The second Local Living Lab for the metropolitan area of Barcelona successfully took place on 16 September, in the premises of the Metropolitan Area of Barcelona (AMB). Twelve local participants from different backgrounds as well as fifteen participants from the project’s consortium discussed the barriers and drivers for a more circular municipal biowaste management and valorisation in the AMB.

The meeting started with a presentation of the current status of the Biocircularcities project and the results of the first Living Labs by Rosaria Chifari, from Fundació ENT, the project leader. After that, Karin Meisterl, from Fundació ENT, Amalia Zucaro from ENEA and Mélanie Guiton from LIST explained the goals of this second Living Lab and which feedback are expected from the participants, who represent local stakeholders, to identify and analyse barriers and drivers for a more circular municipal biowaste management and valorisation in the AMB. 

After this introduction, the participants had to pin their entity logo to the stage of the municipal biowaste chain they are working on, or they have expertise in, and briefly introduce themselves and their activities within the biowaste management chain.
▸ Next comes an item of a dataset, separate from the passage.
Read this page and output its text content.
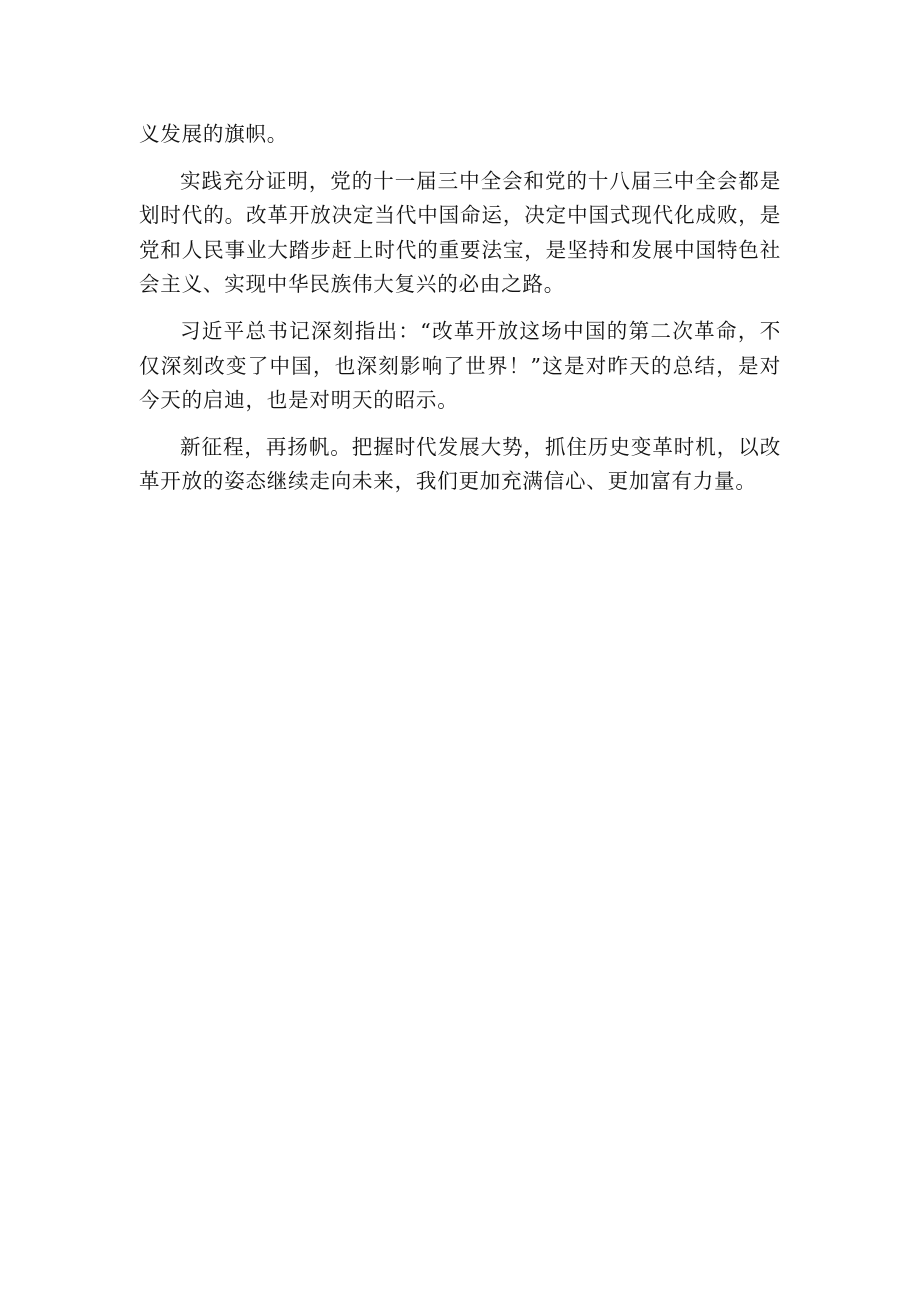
义发展的旗帜。

实践充分证明，党的十一届三中全会和党的十八届三中全会都是划时代的。改革开放决定当代中国命运，决定中国式现代化成败，是党和人民事业大踏步赶上时代的重要法宝，是坚持和发展中国特色社会主义、实现中华民族伟大复兴的必由之路。

习近平总书记深刻指出：“改革开放这场中国的第二次革命，不仅深刻改变了中国，也深刻影响了世界！”这是对昨天的总结，是对今天的启迪，也是对明天的昭示。

新征程，再扬帆。把握时代发展大势，抓住历史变革时机，以改革开放的姿态继续走向未来，我们更加充满信心、更加富有力量。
The result helped visualizing graphically the position and the interrelation among the involved local stakeholders in the municipal biowaste chain in the MAB. Participants then worked in groups and identified legal/administrative, technical, economic, environmental/health, and social barriers and drivers to the implementation of circular bioeconomy in the biowaste management in the AMB. To facilitate the debate a questionnaire was distributed in advance to share and receive feedback on drivers and barriers identified so far throughout the biowaste value chain.
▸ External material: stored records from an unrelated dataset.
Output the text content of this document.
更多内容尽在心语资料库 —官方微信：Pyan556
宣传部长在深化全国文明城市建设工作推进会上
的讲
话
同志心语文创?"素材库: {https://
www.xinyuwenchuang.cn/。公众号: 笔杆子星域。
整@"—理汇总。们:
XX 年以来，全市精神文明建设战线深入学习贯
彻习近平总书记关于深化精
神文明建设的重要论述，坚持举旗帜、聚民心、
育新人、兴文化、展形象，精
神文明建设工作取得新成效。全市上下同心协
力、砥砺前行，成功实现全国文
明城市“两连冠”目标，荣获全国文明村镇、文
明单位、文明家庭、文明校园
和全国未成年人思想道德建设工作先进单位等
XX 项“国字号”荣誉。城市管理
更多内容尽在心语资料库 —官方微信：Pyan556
The participants concluded that the main drivers were:

  • food waste ordinances;
  • grants for  biowaste research;
  • prioritising the use of biowaste as animal food instead of compost;
  • the role that local food supply plays in food waste prevention;
  • the prohibition to burn garden waste;
  • technological innovation in separate biowaste collection to improve the quality and quantity collected;
  • new legislation to improve the quality of the biowaste;
  • the use of compost to improve agricultural soil and policy incentives.

In terms of barriers, participants mainly mentioned bureaucracy, slow transposition of legislation, lack of experience with smarts bins, high cost of new collecting systems, lack of legislation for bioplastics, citizen’s acceptance of new collection systems and lack of knowledge in dealing with Big Data.